2022-01-28
arXiv

Chain-of-Thought Prompting Elicits Reasoning in Large Language Models

Jason Wei (Google Research) , Xuezhi Wang (Google Research) , Dale Schuurmans (Google Research) , Maarten Bosma (Google Research) , Brian Ichter (Google Research)
The paper demonstrates that providing a chain of thought in prompts significantly enhances the reasoning capabilities of large language models, leading to improved performance on various reasoning tasks. This method, even with few exemplars, can achieve state-of-the-art accuracy, surpassing fine-tuned models.
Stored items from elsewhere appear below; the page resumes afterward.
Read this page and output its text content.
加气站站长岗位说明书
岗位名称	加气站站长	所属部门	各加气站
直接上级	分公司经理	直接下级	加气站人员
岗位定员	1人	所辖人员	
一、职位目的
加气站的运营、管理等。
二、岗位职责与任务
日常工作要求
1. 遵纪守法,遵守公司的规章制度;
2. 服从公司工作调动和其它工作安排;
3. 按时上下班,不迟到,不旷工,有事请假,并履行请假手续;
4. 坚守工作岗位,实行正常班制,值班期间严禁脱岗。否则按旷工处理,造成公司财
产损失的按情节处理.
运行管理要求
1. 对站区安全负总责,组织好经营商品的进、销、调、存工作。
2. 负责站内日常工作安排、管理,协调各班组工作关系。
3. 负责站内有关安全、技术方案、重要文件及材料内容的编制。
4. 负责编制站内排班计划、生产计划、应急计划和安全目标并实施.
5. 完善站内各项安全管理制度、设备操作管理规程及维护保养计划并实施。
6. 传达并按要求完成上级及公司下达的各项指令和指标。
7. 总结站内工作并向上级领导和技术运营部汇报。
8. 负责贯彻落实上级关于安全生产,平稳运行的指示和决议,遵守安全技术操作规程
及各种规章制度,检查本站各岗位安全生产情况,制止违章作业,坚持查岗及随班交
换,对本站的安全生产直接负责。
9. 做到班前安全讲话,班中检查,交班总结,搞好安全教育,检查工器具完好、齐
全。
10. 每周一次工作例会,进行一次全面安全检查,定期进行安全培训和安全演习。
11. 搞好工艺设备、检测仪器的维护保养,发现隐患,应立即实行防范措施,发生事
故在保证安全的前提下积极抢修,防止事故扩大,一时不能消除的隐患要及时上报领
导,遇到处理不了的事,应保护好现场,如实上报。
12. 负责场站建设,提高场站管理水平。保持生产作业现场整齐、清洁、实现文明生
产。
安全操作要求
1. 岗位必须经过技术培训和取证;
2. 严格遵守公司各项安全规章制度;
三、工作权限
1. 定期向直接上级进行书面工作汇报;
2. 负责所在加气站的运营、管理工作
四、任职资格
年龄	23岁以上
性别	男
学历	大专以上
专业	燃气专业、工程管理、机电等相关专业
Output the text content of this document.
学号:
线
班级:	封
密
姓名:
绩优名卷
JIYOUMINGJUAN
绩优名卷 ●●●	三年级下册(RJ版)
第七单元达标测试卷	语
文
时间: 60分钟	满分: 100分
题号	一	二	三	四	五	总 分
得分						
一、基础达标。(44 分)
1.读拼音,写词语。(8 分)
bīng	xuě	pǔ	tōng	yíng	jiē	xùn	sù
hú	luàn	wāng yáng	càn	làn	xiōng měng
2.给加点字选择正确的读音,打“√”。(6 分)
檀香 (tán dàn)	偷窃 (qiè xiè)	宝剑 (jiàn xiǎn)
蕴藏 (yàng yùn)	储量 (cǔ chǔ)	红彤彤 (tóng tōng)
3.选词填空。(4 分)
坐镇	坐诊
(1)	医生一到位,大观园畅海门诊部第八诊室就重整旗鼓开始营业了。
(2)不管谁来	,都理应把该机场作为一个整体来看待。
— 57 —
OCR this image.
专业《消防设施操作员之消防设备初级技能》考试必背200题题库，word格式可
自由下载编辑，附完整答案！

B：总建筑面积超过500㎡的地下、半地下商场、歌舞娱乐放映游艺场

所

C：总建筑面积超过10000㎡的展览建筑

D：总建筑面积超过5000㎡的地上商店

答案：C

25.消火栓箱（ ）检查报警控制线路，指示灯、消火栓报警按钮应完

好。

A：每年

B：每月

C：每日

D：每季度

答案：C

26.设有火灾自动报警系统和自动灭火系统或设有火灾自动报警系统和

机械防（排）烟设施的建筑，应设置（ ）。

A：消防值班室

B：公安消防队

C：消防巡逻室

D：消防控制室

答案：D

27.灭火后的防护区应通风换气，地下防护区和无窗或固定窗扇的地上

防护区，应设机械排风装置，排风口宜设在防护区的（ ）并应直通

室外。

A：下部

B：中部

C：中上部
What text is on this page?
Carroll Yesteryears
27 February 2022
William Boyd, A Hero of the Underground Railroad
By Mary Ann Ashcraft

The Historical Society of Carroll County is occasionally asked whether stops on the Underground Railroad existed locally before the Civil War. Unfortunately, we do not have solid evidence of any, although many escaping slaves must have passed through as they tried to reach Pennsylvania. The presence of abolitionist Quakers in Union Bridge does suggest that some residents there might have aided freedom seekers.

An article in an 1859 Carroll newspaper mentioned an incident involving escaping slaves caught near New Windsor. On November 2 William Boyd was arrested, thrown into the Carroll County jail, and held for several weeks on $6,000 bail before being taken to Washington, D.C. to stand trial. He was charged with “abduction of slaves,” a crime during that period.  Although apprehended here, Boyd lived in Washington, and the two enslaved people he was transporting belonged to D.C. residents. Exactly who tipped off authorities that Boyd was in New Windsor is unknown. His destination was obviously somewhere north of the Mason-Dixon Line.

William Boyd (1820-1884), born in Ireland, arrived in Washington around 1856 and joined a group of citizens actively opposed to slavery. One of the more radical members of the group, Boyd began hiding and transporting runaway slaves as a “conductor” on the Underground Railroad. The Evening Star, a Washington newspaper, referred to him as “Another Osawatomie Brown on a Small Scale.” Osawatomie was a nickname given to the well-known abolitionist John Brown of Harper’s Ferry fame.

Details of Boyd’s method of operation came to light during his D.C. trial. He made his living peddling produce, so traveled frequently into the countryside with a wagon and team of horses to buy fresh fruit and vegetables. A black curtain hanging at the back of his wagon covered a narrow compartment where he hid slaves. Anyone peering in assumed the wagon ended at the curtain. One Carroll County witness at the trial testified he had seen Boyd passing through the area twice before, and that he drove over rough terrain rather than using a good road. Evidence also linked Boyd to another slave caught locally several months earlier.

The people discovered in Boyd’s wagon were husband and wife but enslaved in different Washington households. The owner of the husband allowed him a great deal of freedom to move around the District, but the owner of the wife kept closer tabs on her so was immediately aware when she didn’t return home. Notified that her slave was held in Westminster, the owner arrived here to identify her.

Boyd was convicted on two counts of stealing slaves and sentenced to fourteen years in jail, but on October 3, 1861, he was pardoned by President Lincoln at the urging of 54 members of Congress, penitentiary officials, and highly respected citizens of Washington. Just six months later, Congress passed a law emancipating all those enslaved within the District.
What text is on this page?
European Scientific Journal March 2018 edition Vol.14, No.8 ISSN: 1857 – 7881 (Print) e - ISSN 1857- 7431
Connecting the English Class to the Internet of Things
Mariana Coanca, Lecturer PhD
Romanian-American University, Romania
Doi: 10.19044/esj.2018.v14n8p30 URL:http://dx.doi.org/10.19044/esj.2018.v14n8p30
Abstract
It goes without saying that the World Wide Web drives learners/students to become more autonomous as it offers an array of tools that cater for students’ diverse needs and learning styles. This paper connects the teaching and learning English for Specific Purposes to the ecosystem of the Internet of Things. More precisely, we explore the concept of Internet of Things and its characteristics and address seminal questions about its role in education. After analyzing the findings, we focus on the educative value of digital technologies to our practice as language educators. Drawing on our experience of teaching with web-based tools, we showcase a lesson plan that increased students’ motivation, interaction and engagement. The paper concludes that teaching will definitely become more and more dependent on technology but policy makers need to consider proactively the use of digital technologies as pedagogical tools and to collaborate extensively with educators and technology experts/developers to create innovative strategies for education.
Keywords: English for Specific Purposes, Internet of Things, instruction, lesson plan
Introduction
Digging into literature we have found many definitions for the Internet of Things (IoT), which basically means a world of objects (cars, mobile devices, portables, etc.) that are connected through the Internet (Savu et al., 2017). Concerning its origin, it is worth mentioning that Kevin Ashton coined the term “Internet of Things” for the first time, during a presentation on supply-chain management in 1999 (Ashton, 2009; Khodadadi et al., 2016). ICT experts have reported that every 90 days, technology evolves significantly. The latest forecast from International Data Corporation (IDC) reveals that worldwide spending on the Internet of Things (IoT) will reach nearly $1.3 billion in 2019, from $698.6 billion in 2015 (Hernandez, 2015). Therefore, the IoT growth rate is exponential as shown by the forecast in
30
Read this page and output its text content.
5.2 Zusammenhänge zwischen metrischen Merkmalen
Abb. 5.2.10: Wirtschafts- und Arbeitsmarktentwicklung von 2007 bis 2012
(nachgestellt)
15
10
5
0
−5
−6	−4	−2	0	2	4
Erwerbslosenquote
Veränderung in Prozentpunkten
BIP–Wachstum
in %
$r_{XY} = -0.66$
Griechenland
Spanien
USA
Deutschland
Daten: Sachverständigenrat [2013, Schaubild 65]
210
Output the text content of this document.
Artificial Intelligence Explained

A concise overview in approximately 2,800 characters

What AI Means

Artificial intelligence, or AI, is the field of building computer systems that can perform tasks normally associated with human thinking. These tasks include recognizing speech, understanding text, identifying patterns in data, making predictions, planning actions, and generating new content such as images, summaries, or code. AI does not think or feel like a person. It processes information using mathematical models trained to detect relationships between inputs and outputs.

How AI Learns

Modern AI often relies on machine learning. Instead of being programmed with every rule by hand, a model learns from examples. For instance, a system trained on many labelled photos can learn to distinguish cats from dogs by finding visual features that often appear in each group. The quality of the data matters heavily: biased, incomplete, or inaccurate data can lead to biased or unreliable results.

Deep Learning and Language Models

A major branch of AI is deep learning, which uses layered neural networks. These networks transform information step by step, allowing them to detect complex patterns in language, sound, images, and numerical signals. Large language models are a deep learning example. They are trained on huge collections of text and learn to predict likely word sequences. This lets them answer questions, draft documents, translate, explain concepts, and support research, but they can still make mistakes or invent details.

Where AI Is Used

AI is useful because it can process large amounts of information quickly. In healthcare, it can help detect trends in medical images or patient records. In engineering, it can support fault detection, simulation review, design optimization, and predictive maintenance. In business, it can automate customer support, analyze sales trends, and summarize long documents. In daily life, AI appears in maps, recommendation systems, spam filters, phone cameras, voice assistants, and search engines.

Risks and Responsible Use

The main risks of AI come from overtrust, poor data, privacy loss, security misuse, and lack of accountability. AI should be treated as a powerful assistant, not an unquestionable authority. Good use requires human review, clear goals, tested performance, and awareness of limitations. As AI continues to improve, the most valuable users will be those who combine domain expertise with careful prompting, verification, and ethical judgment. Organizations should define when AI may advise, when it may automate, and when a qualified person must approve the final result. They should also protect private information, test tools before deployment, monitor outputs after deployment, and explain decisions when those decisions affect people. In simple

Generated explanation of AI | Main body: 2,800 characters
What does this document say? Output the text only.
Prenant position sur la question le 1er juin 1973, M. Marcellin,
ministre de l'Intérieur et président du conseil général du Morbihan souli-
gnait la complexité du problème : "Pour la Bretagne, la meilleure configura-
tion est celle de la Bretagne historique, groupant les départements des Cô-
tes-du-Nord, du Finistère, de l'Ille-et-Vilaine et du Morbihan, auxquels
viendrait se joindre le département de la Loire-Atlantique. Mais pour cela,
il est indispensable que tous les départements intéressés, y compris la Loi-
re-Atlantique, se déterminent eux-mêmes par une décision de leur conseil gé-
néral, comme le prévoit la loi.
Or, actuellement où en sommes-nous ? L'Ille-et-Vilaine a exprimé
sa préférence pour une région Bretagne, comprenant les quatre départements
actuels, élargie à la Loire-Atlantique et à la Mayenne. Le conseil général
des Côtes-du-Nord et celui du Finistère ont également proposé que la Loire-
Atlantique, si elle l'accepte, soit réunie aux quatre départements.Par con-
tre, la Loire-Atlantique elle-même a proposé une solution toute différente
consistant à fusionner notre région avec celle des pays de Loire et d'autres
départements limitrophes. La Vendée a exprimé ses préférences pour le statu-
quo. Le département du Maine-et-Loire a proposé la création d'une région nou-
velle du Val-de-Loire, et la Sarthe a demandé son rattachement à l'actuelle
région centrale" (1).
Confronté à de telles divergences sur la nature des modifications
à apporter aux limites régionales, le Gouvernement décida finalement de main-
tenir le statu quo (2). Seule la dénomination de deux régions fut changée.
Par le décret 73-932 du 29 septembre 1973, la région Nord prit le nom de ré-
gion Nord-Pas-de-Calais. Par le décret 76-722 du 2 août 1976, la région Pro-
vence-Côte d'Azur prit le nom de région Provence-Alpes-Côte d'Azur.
We explore how generating a chain of thought -- a series of intermediate reasoning steps -- significantly improves the ability of large language models to perform complex reasoning. In particular, we show how such reasoning abilities emerge naturally in sufficiently large language models via a simple method called chain of thought prompting, where a few chain of thought demonstrations are provided as exemplars in prompting. Experiments on three large language models show that chain of thought prompting improves performance on a range of arithmetic, commonsense, and symbolic reasoning tasks. The empirical gains can be striking. For instance, prompting a 540B-parameter language model with just eight chain of thought exemplars achieves state of the art accuracy on the GSM8K benchmark of math word problems, surpassing even finetuned GPT-3 with a verifier.